The week of 6-12 November 2014 threw up a few interesting things, seismologically speaking. In terms of numbers and locations, though, the larger earthquakes, at least, fell pretty much into an expected pattern.
There were two earthquakes of at least magnitude 6 (≥M6.0) recorded on the United States Geological Survey’s real time earthquake map which shows all tremors in the US and its territories and those of ≥M4.0 elsewhere.
Both of these were in the highly seismically active areas of the western Pacific.
Elsewhere most larger tremors occurred at or near plate boundaries with the occasional anomaly, such as earthquakes of between M4 and M5 in Africa and the for north east of Canada.
There were 28 tremors ≥M5.0 and 113 ≥M4.0 out of a total of 1,484 shown on the map.
The Week’s Biggest Earthquake: M6.6, Papua New Guinea
This week, the largest recorded tremor was one of M6.6 which occurred in the Solomon Sea, between Papua New Guinea and New Britain.
Though the tectonic setting is shown on most maps as the margin between the Australian and Pacific plate this is (necessarily) simplified.
In fact this margin, with complex changes in both the nature and type of plate boundary, is characterised by many smaller plates, termed microplates, jostling for position in the archipelagos of the western Pacific.
The most recent earthquake occurred at the margin between two of these plates; the Solomon plate, to the south, is being forced beneath the South Bismarck plate, to the north. The available evidence on location and depth suggests that the tremor is associated with this convergence, although whether the cause is movement at the plate boundary or deformation within the over-riding plate is unclear.
Indian Ocean Earthquakes: The Sunda Trench
In contrast to the Western Pacific, the seismic belt of the eastern Indian Ocean is relatively simple. In the past this margin has been the focus for some of the planet’s larger earthquakes — the last decade has seen three in excess of M8.0, including the M9.1 Boxing Day earthquake of 2004.
This week a line of medium-sized tremors (M4.5-M5.4) provides a neat illustration of activity along the subduction zone between the Indo-Australian plate and Philippine Sea plate, where the former subducts beneath the latter.
Although (as in the western Pacific) much of this area is broken into microplates, the nine tremors which occurred along the length of this margin between northern Sumatra and south-central Java occurred at roughly similar depth (most at 50-60km) and distance from the margin.
Although there is a significant zone of thrust faulting parallel to the trench, this is largely on land and the tremors this week appear likely to be directly linked to movement at or near the plate interface.
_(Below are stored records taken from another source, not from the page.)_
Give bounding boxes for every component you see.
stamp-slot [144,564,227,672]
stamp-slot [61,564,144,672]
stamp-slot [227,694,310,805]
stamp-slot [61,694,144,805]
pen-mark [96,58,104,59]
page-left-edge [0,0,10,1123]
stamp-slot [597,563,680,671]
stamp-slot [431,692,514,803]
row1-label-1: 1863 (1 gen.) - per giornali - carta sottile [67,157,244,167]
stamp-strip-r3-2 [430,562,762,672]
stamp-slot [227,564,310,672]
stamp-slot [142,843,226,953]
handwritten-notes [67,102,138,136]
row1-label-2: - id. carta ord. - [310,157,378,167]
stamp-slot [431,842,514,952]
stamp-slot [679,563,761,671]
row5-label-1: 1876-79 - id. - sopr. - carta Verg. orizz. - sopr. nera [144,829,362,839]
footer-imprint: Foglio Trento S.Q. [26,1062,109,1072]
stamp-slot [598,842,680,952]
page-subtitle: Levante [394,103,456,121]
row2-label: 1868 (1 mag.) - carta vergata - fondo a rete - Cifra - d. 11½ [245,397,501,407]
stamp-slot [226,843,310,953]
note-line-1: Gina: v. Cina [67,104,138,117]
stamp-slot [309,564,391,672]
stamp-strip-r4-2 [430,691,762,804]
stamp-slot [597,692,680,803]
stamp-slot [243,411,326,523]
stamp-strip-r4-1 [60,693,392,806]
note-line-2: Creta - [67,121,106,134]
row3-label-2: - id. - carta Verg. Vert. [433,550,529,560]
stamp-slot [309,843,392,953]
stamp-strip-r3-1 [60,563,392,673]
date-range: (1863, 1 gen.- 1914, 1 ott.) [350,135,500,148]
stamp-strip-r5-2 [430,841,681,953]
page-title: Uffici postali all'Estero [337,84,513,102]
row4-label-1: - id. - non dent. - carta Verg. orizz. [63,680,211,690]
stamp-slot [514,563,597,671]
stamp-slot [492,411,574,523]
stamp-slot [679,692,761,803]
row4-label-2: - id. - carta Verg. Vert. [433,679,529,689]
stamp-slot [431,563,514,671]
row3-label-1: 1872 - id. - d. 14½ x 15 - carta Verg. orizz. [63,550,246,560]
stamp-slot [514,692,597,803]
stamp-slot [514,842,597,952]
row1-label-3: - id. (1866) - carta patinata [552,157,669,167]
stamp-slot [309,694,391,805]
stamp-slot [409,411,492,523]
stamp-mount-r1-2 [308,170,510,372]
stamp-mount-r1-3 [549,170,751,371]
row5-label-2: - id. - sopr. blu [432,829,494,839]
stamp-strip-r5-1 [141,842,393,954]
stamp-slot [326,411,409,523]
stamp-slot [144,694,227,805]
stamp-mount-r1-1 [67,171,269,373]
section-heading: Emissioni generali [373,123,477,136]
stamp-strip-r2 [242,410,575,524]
US Earthquakes: The Nevada Swarm
And so to Nevada. Last week, the state produced three earthquakes in excess of M4.0 and this week the activity continued; in the past seven days an area of around 10km by 20km in north west Nevada has recorded 117 tremors, the largest of them registering M4.7.
At the time of writing the rate of seismic activity appears to be slowing.
Although earthquake swarms such as this are not uncommon, they are often associated with known faults or volcanic activity.
The Nevada swarm is unusual in that it is in an area identified as being of low seismic hazard; and there’s little available information to suggest an obvious cause (the latest comment from the Nevada Seismological Laboratory came on 5 November).
The Uncertain Earth
Earthquakes are predictable — up to a point. We know broadly where they are likely to occur and can calculate areas of high seismic hazard. Beyond that, we can search for clues but little else. Not all large earthquakes are preceded by identifiable signals and not all identifiable signal are followed by earthquakes. The Nevada swarm is just one illustration of the puzzles that seismologists have to face.
Bearing the uncertainties of our dynamic planet in mind, it’s reassuring that six Italian scientists jailed for failing to predict a deadly earthquake in the town of L’Aquila in 2009 have been cleared of charges of manslaughter.
Perhaps one day scientists may be able to predict earthquakes with a degree of accuracy — but that day is too far off for us to hold them to account if they fail to do so.